Dube, 56, won the Outstanding State School Nurse Consultant Achievement Award in Washington, D.C., from the National Association of State School Nurse Consultants.
She is the only national winner of the award this year, which means she beat out other nominees from other states.
Dube is director of school nurse programs for the Maine Department of Education, working with 400 school nurses throughout Maine.
She’s the resource for school nurses, helping them meet practice guidelines, laws and rules, “making sure everybody’s trained,” Dube said.
She was nominated for the award by the Maine Association of School Nurses. Dora Anne Mills, former director of the Maine Center for Disease Control and Prevention, supported Dube’s nomination.
Dube’s work has always been exemplary, Mills wrote in her nomination letter. But Dube’s work during the H1N1 influenza pandemic of 2009 was “especially superb,” Mills said, crediting Dube with helping to save lives.
“She worked tirelessly, cheerfully and closely with all of Maine’s school nurses, our state’s public health agency, health care providers, our statewide public health infrastructure, and many organizations to ensure that Maine’s children had access to the vaccine through their schools.”
As a result of those efforts, Maine was one of the few states that did not report a child death due to H1N1, Mills said. “Our immunization rates for this infection were also among the very highest in the country.”
Brenda White of the Maine Association of School Nurses wrote that Dube has overcome barriers to quality health care for students, and that she’s been involved in the development of health policy, legislation and regulation that affects student health. She is the “eyes and ears for Maine school nurses,” White wrote.

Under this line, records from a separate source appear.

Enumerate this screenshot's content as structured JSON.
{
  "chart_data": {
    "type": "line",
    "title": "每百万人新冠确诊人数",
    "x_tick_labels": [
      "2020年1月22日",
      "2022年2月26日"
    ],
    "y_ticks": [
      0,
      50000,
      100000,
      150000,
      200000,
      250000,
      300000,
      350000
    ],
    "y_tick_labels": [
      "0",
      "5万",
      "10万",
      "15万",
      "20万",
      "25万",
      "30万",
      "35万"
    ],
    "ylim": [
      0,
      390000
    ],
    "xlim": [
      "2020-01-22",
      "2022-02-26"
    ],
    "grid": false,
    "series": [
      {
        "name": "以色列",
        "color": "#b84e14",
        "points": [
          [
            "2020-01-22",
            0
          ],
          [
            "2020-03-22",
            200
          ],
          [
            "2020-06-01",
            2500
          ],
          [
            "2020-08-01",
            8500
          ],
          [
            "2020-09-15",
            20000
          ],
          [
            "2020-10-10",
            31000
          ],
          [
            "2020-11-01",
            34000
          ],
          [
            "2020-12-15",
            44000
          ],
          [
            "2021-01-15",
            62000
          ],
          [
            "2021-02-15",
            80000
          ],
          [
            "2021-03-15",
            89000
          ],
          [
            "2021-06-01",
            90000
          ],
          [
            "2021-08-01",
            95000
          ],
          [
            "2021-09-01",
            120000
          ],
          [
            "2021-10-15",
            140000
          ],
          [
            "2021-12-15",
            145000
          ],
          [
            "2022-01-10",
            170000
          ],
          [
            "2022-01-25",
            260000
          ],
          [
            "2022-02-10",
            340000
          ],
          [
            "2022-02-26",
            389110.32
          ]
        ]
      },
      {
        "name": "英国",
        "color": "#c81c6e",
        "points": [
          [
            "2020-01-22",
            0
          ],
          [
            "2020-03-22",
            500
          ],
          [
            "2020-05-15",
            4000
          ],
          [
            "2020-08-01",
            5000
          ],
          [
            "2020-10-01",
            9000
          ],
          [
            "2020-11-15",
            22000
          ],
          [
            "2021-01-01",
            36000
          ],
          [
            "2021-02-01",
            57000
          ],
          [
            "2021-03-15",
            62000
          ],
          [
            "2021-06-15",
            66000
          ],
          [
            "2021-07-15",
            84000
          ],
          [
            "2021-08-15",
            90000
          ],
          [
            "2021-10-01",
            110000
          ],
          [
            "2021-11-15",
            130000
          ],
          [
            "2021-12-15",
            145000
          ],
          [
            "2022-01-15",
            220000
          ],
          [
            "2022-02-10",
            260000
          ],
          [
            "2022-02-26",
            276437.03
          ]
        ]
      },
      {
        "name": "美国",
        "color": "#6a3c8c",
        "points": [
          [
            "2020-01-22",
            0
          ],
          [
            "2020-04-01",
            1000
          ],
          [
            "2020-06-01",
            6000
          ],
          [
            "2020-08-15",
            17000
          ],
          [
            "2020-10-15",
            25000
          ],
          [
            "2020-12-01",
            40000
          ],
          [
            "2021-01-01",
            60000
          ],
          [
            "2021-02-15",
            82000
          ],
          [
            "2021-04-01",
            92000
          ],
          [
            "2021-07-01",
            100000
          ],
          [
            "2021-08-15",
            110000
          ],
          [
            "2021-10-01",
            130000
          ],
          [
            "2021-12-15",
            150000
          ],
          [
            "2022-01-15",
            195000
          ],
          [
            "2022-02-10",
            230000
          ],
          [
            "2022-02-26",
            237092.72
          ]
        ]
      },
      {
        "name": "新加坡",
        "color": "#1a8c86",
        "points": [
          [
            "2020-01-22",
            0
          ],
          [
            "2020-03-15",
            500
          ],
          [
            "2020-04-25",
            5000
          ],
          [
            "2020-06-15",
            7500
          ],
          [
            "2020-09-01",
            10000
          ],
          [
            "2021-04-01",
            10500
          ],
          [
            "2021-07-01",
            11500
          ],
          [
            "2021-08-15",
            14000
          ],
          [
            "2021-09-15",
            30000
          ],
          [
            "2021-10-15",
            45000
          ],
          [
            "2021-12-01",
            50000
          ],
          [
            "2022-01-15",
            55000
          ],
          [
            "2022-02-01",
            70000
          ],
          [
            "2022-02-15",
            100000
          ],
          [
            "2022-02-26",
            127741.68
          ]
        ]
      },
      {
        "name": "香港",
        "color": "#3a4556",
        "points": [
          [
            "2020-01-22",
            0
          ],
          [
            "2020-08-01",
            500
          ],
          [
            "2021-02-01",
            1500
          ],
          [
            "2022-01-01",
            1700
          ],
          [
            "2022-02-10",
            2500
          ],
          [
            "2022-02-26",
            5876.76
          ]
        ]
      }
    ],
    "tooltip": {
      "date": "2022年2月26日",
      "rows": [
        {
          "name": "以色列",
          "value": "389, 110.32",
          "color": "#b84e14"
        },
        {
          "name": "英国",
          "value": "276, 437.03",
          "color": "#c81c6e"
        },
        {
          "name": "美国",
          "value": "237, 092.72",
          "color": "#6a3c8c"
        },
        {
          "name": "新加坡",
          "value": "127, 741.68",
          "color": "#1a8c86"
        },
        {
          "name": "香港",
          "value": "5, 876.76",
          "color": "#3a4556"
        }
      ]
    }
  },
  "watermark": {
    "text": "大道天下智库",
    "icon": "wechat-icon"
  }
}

Dube has connected nurses more closely with the medical community and has worked to ensure all school districts have a school physician, White said.
One challenge for school nurses is having enough school nurses, working with kids who have special needs and making sure children are safe in schools, Dube said Thursday.
Two-thirds of school nurses cover more than one school, and the number of students with major health problems is rising, Dube said.
One reason is that more children with major health problems are surviving birth because of modern technology. Those children need more support when they get to school.
More students suffer from serious illnesses, including diabetes, asthma and multiple sclerosis. Some students rely on tubes to breathe and tubes to eat. They’re doing well, but present challenges to school staff, Dube said.
“I’m getting a lot more calls from schools on, ‘How do we cover those needs?’” Dube said.
Before becoming director of school nurse programs for the state in 2006, Dube worked as a public health nurse for the city of Lewiston and was a school nurse in Biddeford, Kennebunk and Gardiner.